New fellows from left: Amra Fatima Khan, Muhammad Imran Mehsud, Sarah Umer, Waleed Zafar.
The Mittal Institute’s Fellows are scholars and practitioners from South Asia who come to Harvard to utilize the University’s resources to contribute to self-driven, independent research. This spring we welcome four new Fellows, in addition to three returning Fellows who began their research with us this past fall:
New Fellows – Cambridge
Amra Fatima Khan is a Visiting Artist Fellow. She is an interdisciplinary visual artist based in Lahore, Pakistan. She is skilled in oils, acrylics, and miniature painting, and often expresses herself through hair sculptures and video installations. Her practice explores the bipolarity of the binary, the dichotomies of gender, sexuality, intimacy, social conditioning, and the impact of religion. More specifically, she investigates the queer and alpha male archetype in the Pakistani Muslim community.
Muhammad Imran Mehsud is the Syed Babar Ali Fellow. He is an interdisciplinary researcher specializing in South Asian transboundary hydropolitics. He is Assistant Professor of International Relations at Hazara University Mansehra, Pakistan. His research at The Mittal Institute investigates the effectiveness of the Indus Waters Treaty of 1960 in settling contemporary transboundary water issues between India and Pakistan, given the significant demographic, climatic, and political changes these two nuclear rivals have undergone.
Sarah Umer is a Fulbright Fellow. She is an associate professor in the College of Art and Design, University of the Punjab Lahore, the oldest university of Pakistan. Her research includes the study of art, ancient civilizations, and religions, predominantly in the South Asian region. As a Fulbright Fellow, she intends to probe the influence of Harappan religious inheritance not only in the early strata of Hinduism but also in the religious thought prevalent in the Greater Arab world considering a hypothesis that the Harappans might be the parent stock of Mesopotamians.
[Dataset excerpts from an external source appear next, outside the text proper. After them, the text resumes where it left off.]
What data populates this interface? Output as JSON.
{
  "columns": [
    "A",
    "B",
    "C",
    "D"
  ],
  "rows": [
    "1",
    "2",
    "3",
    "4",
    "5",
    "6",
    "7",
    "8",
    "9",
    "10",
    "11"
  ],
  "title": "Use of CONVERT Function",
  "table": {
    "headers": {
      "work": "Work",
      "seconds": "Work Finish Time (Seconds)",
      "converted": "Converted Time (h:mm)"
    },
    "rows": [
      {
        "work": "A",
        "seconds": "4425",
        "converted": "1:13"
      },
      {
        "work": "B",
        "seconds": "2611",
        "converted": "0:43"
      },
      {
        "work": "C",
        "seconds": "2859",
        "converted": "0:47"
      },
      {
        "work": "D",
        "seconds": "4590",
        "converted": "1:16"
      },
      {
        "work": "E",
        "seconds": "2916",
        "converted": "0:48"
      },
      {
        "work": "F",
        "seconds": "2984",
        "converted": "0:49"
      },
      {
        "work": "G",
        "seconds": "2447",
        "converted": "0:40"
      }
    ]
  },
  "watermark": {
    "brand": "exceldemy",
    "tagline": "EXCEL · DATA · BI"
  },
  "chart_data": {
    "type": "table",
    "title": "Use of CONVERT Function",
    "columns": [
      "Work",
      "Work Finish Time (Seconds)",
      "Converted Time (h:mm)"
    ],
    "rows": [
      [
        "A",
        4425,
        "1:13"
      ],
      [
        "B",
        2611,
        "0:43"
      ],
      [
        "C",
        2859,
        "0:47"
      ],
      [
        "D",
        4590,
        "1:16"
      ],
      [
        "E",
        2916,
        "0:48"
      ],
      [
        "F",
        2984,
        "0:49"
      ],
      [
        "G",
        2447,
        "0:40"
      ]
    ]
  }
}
Waleed Zafar is a Visiting Artist Fellow. He is a visual artist and curator currently based in Lahore, Pakistan. His artistic practice is based on photographic and archival research. Waleed Zafar is currently part of the permanent faculty at Beaconhouse National University, Lahore.
Continuing Fellow – Cambridge
Anu Antony is the Raghunathan Family Fellow. She is a researcher whose work focuses primarily on the themes of subjectivity, women’s religious life and labour, everyday religiosity, and post-secular discourses in the context of Indian Christianity.
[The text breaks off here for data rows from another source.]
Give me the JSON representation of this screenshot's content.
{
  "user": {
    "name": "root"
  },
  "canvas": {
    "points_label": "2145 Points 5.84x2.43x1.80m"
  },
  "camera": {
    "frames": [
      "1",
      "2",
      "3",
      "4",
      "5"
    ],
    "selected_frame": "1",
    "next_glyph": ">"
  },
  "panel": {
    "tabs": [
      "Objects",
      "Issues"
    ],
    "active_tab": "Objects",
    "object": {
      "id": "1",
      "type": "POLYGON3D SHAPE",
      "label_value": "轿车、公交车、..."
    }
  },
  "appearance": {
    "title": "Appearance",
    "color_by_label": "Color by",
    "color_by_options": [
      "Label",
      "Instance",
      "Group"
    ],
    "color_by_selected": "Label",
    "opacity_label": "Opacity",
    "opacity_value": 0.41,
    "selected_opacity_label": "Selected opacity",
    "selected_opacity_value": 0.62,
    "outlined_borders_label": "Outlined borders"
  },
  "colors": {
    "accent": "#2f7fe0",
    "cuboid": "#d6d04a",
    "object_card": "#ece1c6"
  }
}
Continuing Fellows – New Delhi
Robert Rahman Raman is an India Fellow based out of the LMSAI New Delhi office. His research interests lie in the field of Labour History, Urban Studies and Popular Politics in colonial India. More specifically is focus is on the popular politics of Bombay (now Mumbai) and its erstwhile mill district (Girangaon).
Rinan Shah, an India Fellow based out of the LMSAI New Delhi office, explores environmental issues from an interdisciplinary perspective. Her broad areas of interest are environment, development and sustainability studies spanning water, mountains, governance, policy, institutions, and urban issues.